Just in case you are interested how the predictive coding model relates to neural networks, read on. We can extend the simple predictive coding model discussed above by adding more layers and more neurons in each layer. In such a network, Posterior estimate from the layer above the hierarchy becomes the Prior for the layer below, yielding the Hierarchical Predictive Coding networks.
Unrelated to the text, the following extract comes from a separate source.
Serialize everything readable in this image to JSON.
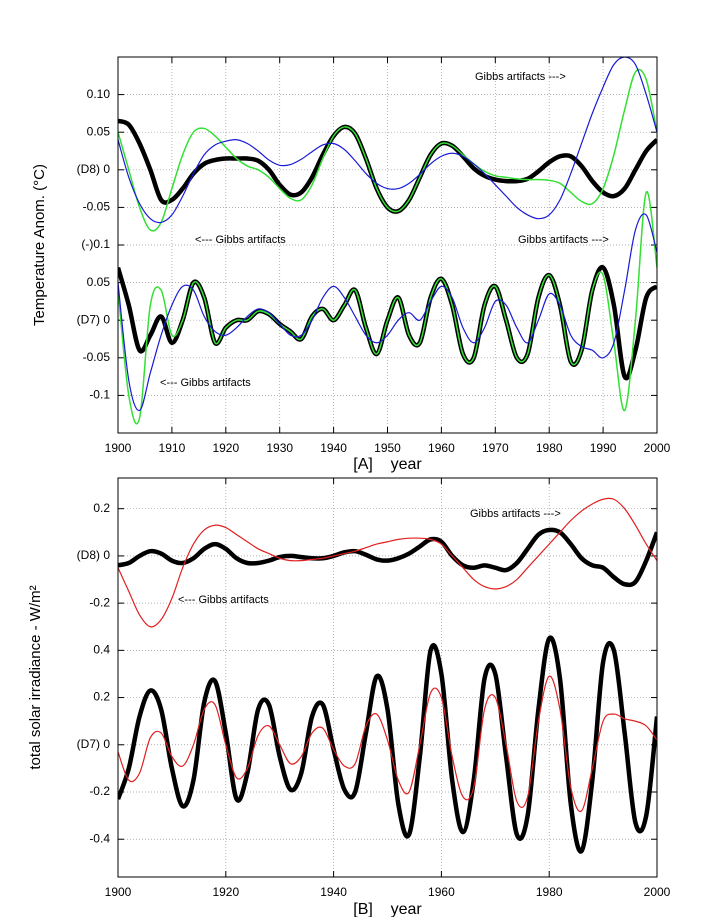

Interestingly, it turns out that such predictive coding network is not too far from the modern neural networks trained via backpropagation. The basic intuition goes as follows. When we think about the neural nets, we usually imagine this:

Image from http://cs231n.github.io/neural-networks-1/

But after the information flows from the input to the output layer, it then goes backwards, carrying the errors in order to update the weighs for better predictions in the future (thus — backpropagation). If we explicitly add the error units, neural network look very similar to predictive coding networks.

There is a whole paper describing the similarities between predictive coding networks and neural nets, showing that backpropagation can be viewed as a special case of predictive coding, under some conditions. Furthermore, some deep learning architectures directly take inspiration from predictive coding, to a smaller or bigger extent.

All in all, I would encourage you to go through the Rafal Bogacz's tutorial, in which the mathematical details of predictive coding are presented in a highly accessible manner (and with MATLAB code). I am grateful to MOCOCO students, Andrea Alamia, Vincent Moens and Alex Zénon, whose feedback significantly improved this post.